Di Komunitas ini saya banyak belajar dari para tokoh orang hebat disana. ada Pak Daru seorang guru SMK2 Purwokerto yang masih aktif mencari hal baru untuk mengembangkan proses pembelajaran di kelas untuk para peserta didiknya. Ada Pak Heri pengelola TBM Pustaka Warga yang begitu semangat membangun, mengumpulakan dan menggerakkan para aktivis sosial. Ada Bu Cici dari Kelas Inspirasi, yang sangat energik bergerak kesana-kemari untuk menebarkan pengalaman-pengalaman inspiratifnya, dan masih banyak lagi kawan-kawan dari Bhineka Ceria, Pakis, LBS, Oemah Sinau, serta guru-guru sekolah berbagai jenjang di Purwokerto.
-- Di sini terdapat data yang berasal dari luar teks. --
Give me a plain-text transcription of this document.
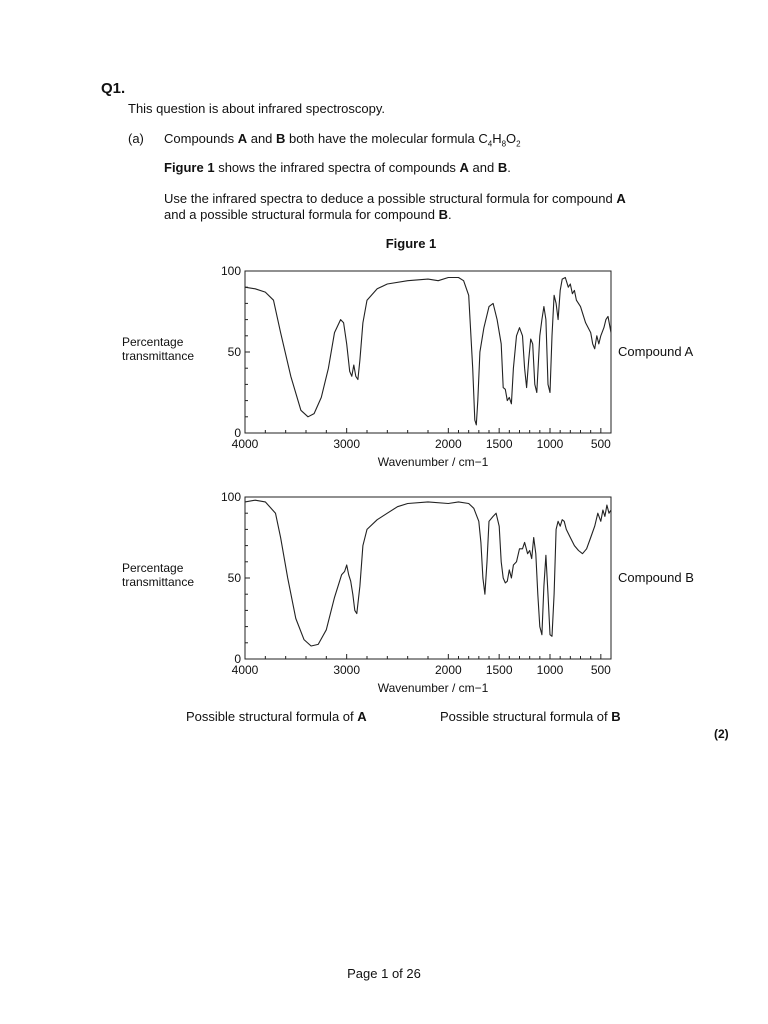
Q1.
This question is about infrared spectroscopy.
(a) Compounds A and B both have the molecular formula $C_4H_8O_2$
Figure 1 shows the infrared spectra of compounds A and B.
Use the infrared spectra to deduce a possible structural formula for compound A
and a possible structural formula for compound B.
Figure 1
0
50
100
4000	3000	2000 1500 1000 500
Wavenumber / cm−1
Percentage
transmittance	Compound A
0
50
100
4000	3000	2000 1500 1000 500
Wavenumber / cm−1
Percentage
transmittance	Compound B
Possible structural formula of A	Possible structural formula of B
(2)
Page 1 of 26
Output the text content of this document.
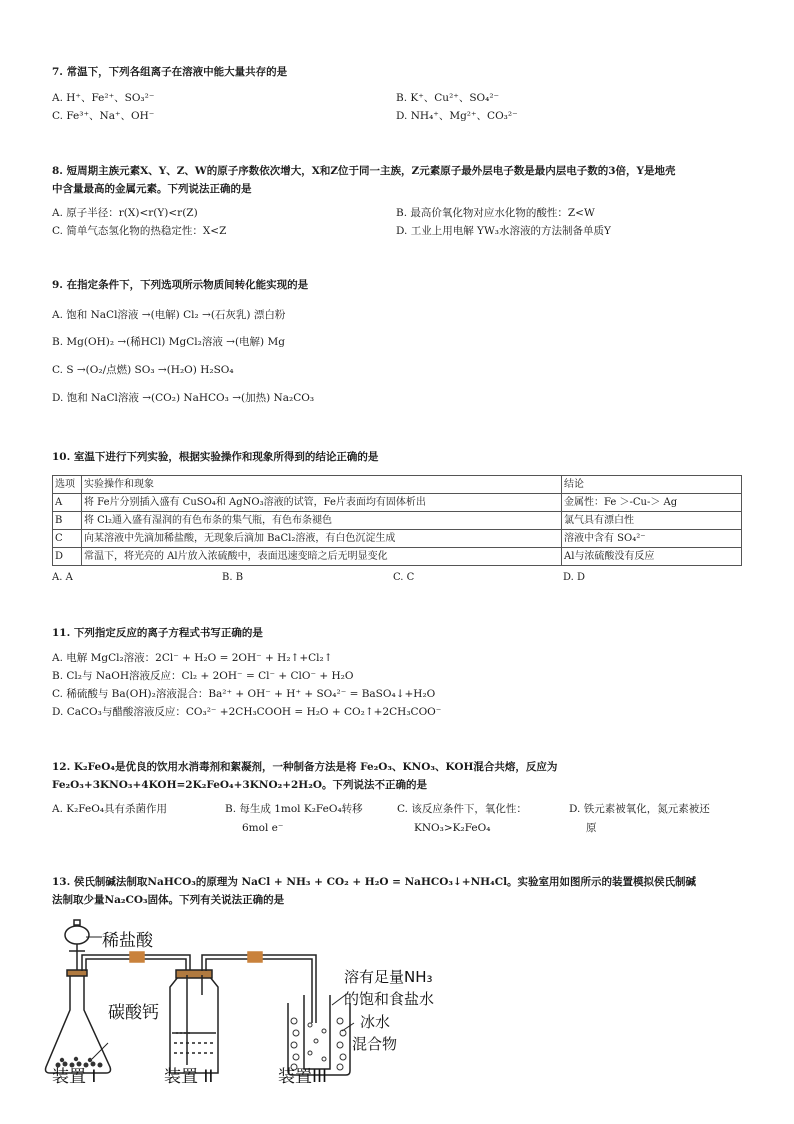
7. 常温下，下列各组离子在溶液中能大量共存的是
A. H⁺、Fe²⁺、SO₃²⁻	B. K⁺、Cu²⁺、SO₄²⁻
C. Fe³⁺、Na⁺、OH⁻	D. NH₄⁺、Mg²⁺、CO₃²⁻
8. 短周期主族元素X、Y、Z、W的原子序数依次增大，X和Z位于同一主族，Z元素原子最外层电子数是最内层电子数的3倍，Y是地壳
中含量最高的金属元素。下列说法正确的是
A. 原子半径：r(X)<r(Y)<r(Z)	B. 最高价氧化物对应水化物的酸性：Z<W
C. 简单气态氢化物的热稳定性：X<Z	D. 工业上用电解 YW₃水溶液的方法制备单质Y
9. 在指定条件下，下列选项所示物质间转化能实现的是
A. 饱和 NaCl溶液 →(电解) Cl₂ →(石灰乳) 漂白粉
B. Mg(OH)₂ →(稀HCl) MgCl₂溶液 →(电解) Mg
C. S →(O₂/点燃) SO₃ →(H₂O) H₂SO₄
D. 饱和 NaCl溶液 →(CO₂) NaHCO₃ →(加热) Na₂CO₃
10. 室温下进行下列实验，根据实验操作和现象所得到的结论正确的是
选项	实验操作和现象	结论
A	将 Fe片分别插入盛有 CuSO₄和 AgNO₃溶液的试管，Fe片表面均有固体析出	金属性：Fe ＞-Cu-＞ Ag
B	将 Cl₂通入盛有湿润的有色布条的集气瓶，有色布条褪色	氯气具有漂白性
C	向某溶液中先滴加稀盐酸，无现象后滴加 BaCl₂溶液，有白色沉淀生成	溶液中含有 SO₄²⁻
D	常温下，将光亮的 Al片放入浓硫酸中，表面迅速变暗之后无明显变化	Al与浓硫酸没有反应
A. A	B. B	C. C	D. D
11. 下列指定反应的离子方程式书写正确的是
A. 电解 MgCl₂溶液：2Cl⁻ + H₂O = 2OH⁻ + H₂↑+Cl₂↑
B. Cl₂与 NaOH溶液反应：Cl₂ + 2OH⁻ = Cl⁻ + ClO⁻ + H₂O
C. 稀硫酸与 Ba(OH)₂溶液混合：Ba²⁺ + OH⁻ + H⁺ + SO₄²⁻ = BaSO₄↓+H₂O
D. CaCO₃与醋酸溶液反应：CO₃²⁻ +2CH₃COOH = H₂O + CO₂↑+2CH₃COO⁻
12. K₂FeO₄是优良的饮用水消毒剂和絮凝剂，一种制备方法是将 Fe₂O₃、KNO₃、KOH混合共熔，反应为
Fe₂O₃+3KNO₃+4KOH=2K₂FeO₄+3KNO₂+2H₂O。下列说法不正确的是
A. K₂FeO₄具有杀菌作用	B. 每生成 1mol K₂FeO₄转移
6mol e⁻
C. 该反应条件下，氧化性：
KNO₃>K₂FeO₄
D. 铁元素被氧化，氮元素被还
原
13. 侯氏制碱法制取NaHCO₃的原理为 NaCl + NH₃ + CO₂ + H₂O = NaHCO₃↓+NH₄Cl。实验室用如图所示的装置模拟侯氏制碱
法制取少量Na₂CO₃固体。下列有关说法正确的是
稀盐酸
碳酸钙
溶有足量NH₃
的饱和食盐水
冰水
混合物
装置 I	装置 II	装置III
Ada kisah yang sangat menarik dan menyentil hati pada sore itu, yaitu kisah perjuangan dari bapak Slamet dengan Oemah Sinau nya di Desa Limpakuwus, yang menceritakan bagaimana awalnya dia membangun wadah belajar bagi anak-anak yang hanya berlandas hobby dan rasa cintanya terhadap dunia anak-anak.
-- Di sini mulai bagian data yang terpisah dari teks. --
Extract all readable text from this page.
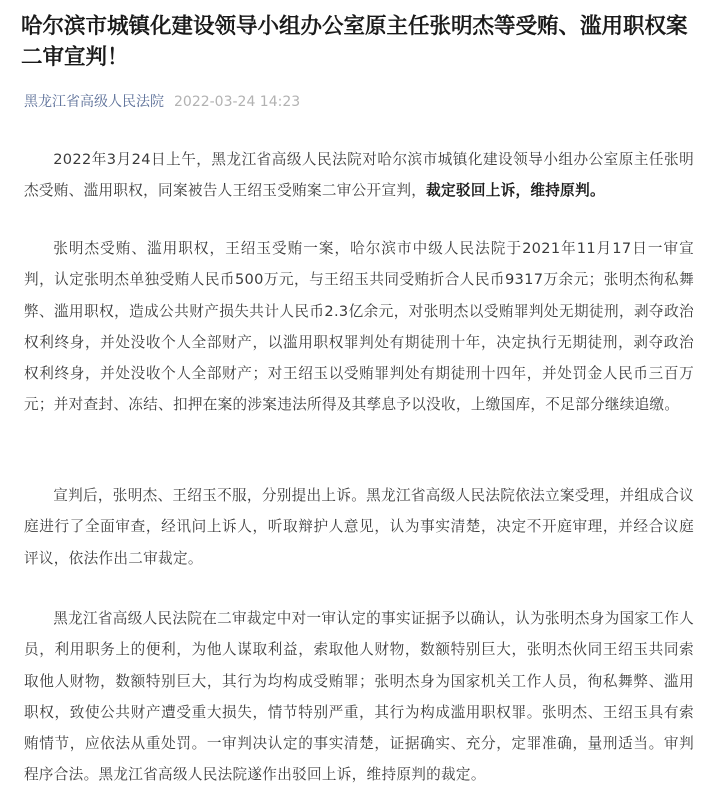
哈尔滨市城镇化建设领导小组办公室原主任张明杰等受贿、滥用职权案二审宣判！
黑龙江省高级人民法院 2022-03-24 14:23

2022年3月24日上午，黑龙江省高级人民法院对哈尔滨市城镇化建设领导小组办公室原主任张明杰受贿、滥用职权，同案被告人王绍玉受贿案二审公开宣判，裁定驳回上诉，维持原判。

张明杰受贿、滥用职权，王绍玉受贿一案，哈尔滨市中级人民法院于2021年11月17日一审宣判，认定张明杰单独受贿人民币500万元，与王绍玉共同受贿折合人民币9317万余元；张明杰徇私舞弊、滥用职权，造成公共财产损失共计人民币2.3亿余元，对张明杰以受贿罪判处无期徒刑，剥夺政治权利终身，并处没收个人全部财产，以滥用职权罪判处有期徒刑十年，决定执行无期徒刑，剥夺政治权利终身，并处没收个人全部财产；对王绍玉以受贿罪判处有期徒刑十四年，并处罚金人民币三百万元；并对查封、冻结、扣押在案的涉案违法所得及其孳息予以没收，上缴国库，不足部分继续追缴。

宣判后，张明杰、王绍玉不服，分别提出上诉。黑龙江省高级人民法院依法立案受理，并组成合议庭进行了全面审查，经讯问上诉人，听取辩护人意见，认为事实清楚，决定不开庭审理，并经合议庭评议，依法作出二审裁定。

黑龙江省高级人民法院在二审裁定中对一审认定的事实证据予以确认，认为张明杰身为国家工作人员，利用职务上的便利，为他人谋取利益，索取他人财物，数额特别巨大，张明杰伙同王绍玉共同索取他人财物，数额特别巨大，其行为均构成受贿罪；张明杰身为国家机关工作人员，徇私舞弊、滥用职权，致使公共财产遭受重大损失，情节特别严重，其行为构成滥用职权罪。张明杰、王绍玉具有索贿情节，应依法从重处罚。一审判决认定的事实清楚，证据确实、充分，定罪准确，量刑适当。审判程序合法。黑龙江省高级人民法院遂作出驳回上诉，维持原判的裁定。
Serta, kisah ibu Umi dengan LBS (Lelang Bronis Sedekah) nya. Berawal dari seorang penjual bronis keliling, yang prihatin dengan keadaan sekitar, dia membantu anak-anak dan kaum dhuafa untuk mendapatkan pendidikan dan pengobatan dengan menyisihkan seluruh hasil dagangannya pada hari kamis dan jumat untuk membantu mereka semua.

Dari kisah-kisah diatas saya merasa terenyuh, diusia mereka yang tidak terbilang muda ternyata masih mau dan mampu untuk peduli pada sekitar. Ini justru terbalik dengan kita mahasiswa yang terbilang masih sangat muda, tapi minim kepedulian.

Saya berfikir, sebenarnya apa arti dari ‘Agen of Change’ Bagi mahasiswa itu sendiri? Mengapa terasa stagnan? Kelak Inovasi apa yang akan mereka berikan? Dengan gadget yang selalu mereka pegang, dengan kegiatan-kegiatan yang katanya mengembangkan, dengan orasi-orasi yang mereka suarakan, apakah bisa membagi kemewahan dan waktu kalian sebentar? Bukan berarti organisasi tidak penting. Bukan berarti orasi tak berguna. Tapi cobalah tengok sebentar, banyak lingkungan nyata yang menunggu hadir kalian.

Hai mahasiswa!

Cepat ambilah kaca

Jangan lalai apalagi hanyut

Sibuk membangun dir, tanpa peduli

Tengok adik kecil itu

Tengok bapak ibu kanan kiri

Mendidik meneliti mengabdi

Sudahkah kalian lakukan?

Ingat bapakmu

Tri Dharma Perguruan tinggi

Seorang yang literat tidak hanya pandai membaca buku, tapi juga pandai membaca sekitar. Dan Mahasiswa adalah sebaik-baiknya Literat ‘Harusnya’.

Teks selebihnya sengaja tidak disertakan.